Other than the above, you have complete freedom as long as the result
is a working compiler.
Getting Started
The following is a suggested progression for starting this assignment:
- Start with your working PA4 compiler.
- Write some functions and function calls in AVR by hand. The AVR code
you write should be something you could generate with the AVR code
generator visitor. Make sure the assembly code you are using works
for recursive functions. For example, you could implement the PA5raindrop.java
example from PA2 by hand in AVR. It is ok to look at the avr-gcc generated
assembly file while doing this, but you need to make sure you can generate
the code and that the code goes through MJSIM.jar.
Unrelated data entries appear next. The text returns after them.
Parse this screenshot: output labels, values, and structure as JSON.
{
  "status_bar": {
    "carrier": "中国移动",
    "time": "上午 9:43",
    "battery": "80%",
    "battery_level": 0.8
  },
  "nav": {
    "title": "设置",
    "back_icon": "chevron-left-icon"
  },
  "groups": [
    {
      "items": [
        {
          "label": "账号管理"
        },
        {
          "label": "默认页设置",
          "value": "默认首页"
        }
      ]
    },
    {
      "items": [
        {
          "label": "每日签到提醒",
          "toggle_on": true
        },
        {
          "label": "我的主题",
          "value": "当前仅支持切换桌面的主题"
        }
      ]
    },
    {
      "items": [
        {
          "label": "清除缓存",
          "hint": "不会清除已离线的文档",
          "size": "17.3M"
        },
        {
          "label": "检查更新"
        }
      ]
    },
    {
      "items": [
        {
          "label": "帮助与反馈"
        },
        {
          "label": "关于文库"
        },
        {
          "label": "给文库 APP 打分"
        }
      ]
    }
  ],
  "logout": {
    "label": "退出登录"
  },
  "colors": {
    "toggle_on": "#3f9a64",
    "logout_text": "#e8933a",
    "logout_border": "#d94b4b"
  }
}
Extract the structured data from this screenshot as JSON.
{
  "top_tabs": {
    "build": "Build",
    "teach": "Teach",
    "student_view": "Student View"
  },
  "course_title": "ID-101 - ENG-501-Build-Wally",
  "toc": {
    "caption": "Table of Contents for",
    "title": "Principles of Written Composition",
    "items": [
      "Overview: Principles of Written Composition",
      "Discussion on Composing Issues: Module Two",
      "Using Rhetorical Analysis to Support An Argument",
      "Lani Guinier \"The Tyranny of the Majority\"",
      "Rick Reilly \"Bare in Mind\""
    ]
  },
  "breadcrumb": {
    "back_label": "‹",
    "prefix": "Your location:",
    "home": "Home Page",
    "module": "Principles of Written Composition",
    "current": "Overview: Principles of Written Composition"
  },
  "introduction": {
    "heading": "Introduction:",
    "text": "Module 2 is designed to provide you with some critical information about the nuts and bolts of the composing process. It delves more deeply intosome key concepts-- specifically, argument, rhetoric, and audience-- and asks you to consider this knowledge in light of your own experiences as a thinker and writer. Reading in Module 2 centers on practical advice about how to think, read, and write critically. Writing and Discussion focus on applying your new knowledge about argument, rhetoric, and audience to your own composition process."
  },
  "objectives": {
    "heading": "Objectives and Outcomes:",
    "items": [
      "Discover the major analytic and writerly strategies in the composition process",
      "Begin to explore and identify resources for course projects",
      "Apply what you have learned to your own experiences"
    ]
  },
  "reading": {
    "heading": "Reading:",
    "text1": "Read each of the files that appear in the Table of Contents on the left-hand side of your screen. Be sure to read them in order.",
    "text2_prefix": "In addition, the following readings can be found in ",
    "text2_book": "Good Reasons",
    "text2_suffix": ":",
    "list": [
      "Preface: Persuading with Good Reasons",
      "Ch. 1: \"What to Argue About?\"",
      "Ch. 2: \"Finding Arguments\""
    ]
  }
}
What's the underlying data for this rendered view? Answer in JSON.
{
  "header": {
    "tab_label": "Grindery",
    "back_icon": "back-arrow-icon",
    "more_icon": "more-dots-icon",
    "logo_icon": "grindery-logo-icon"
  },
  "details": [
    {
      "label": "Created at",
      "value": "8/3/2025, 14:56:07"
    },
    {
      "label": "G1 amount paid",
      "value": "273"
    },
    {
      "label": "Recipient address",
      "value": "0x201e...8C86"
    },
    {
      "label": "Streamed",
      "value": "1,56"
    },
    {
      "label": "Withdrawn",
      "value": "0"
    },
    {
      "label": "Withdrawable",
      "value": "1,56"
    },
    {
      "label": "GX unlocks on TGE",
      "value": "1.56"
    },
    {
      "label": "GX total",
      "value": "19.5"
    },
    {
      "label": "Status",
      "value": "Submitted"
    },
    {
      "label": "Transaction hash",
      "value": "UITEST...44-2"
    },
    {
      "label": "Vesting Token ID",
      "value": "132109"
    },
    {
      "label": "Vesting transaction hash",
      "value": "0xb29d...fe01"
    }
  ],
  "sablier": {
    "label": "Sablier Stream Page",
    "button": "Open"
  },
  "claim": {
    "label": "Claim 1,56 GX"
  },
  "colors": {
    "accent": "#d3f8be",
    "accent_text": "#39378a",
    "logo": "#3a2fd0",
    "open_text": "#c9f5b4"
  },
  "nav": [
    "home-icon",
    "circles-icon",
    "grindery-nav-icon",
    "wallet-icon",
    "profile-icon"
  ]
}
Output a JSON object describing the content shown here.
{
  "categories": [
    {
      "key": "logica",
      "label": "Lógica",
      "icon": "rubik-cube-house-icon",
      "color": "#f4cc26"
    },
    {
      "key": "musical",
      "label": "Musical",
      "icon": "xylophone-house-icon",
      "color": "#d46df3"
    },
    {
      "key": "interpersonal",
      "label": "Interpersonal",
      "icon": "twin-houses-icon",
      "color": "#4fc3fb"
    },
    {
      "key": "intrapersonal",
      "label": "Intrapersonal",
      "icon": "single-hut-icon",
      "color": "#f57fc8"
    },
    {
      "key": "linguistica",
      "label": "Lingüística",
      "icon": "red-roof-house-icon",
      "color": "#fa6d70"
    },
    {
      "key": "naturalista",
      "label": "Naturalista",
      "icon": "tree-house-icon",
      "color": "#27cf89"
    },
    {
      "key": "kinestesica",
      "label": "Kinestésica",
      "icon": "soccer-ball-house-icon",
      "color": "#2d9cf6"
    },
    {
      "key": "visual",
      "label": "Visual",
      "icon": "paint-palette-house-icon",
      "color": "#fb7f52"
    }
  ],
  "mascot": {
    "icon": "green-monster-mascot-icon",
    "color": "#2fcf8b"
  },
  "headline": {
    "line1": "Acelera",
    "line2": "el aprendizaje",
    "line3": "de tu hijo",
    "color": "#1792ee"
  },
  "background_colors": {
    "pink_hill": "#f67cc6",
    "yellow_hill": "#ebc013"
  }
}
In class we will
be talking about how you need to allocate a space on the run-time stack
for each of your parameters and load that value as needed.
- Extend your .lex and .cup files for the new grammar features.
- Modify your code generator visitor so that it can handle a function
definition and a function call where main just passes x, y, and color
to a method in another class and that method does a Meggy.setPixel().
- Use additional features in your test inputs such as using parameters
in complex expressions and Meggy.toneStart(). Modify the
code generator visitor to handle these new features.
Submitting the Assignment
-
Make sure you test your implementation thoroughly.
-
Only turnin one assignment per group.
- Create the MJPA5_groupname.jar file that contains all the source code, the .class files, your .cup and .lex files, a README file, and a subversion.txt file. We should be able to use the jar file to run your PA5 MeggyJava compiler.
You do NOT have to include MJSIM.jar or the meggy package into your jar file.
You will probably have to add filenames to the provided Makefile in the command that creates the jar file.
-
Submit assignment using checkin utility.
~cs453/bin/checkin PA5 MJPA5_groupname.jar
-
Sanity Check (procedure TA will use to grade your assignment):
// We will also run the test cases with different arg_opts files.
java -jar MJPA5_groupname.jar TestCase.java
java -jar MJSIM.jar -b -f TestCase.java.s > t1
javac TestCase.java
java TestCase > t2
diff t1 t2
// to get the README, subversion.txt, look at source files,
// and view any other required files
jar xf MJPA5_groupname.jar
Late Policy
Late assignments will be accepted up to 48 hours past the due date for a 10%
deduction. The assignment will not be accepted past this period.
Late means anything after 11:59pm
on the day the assignment is due, including 12 midnight.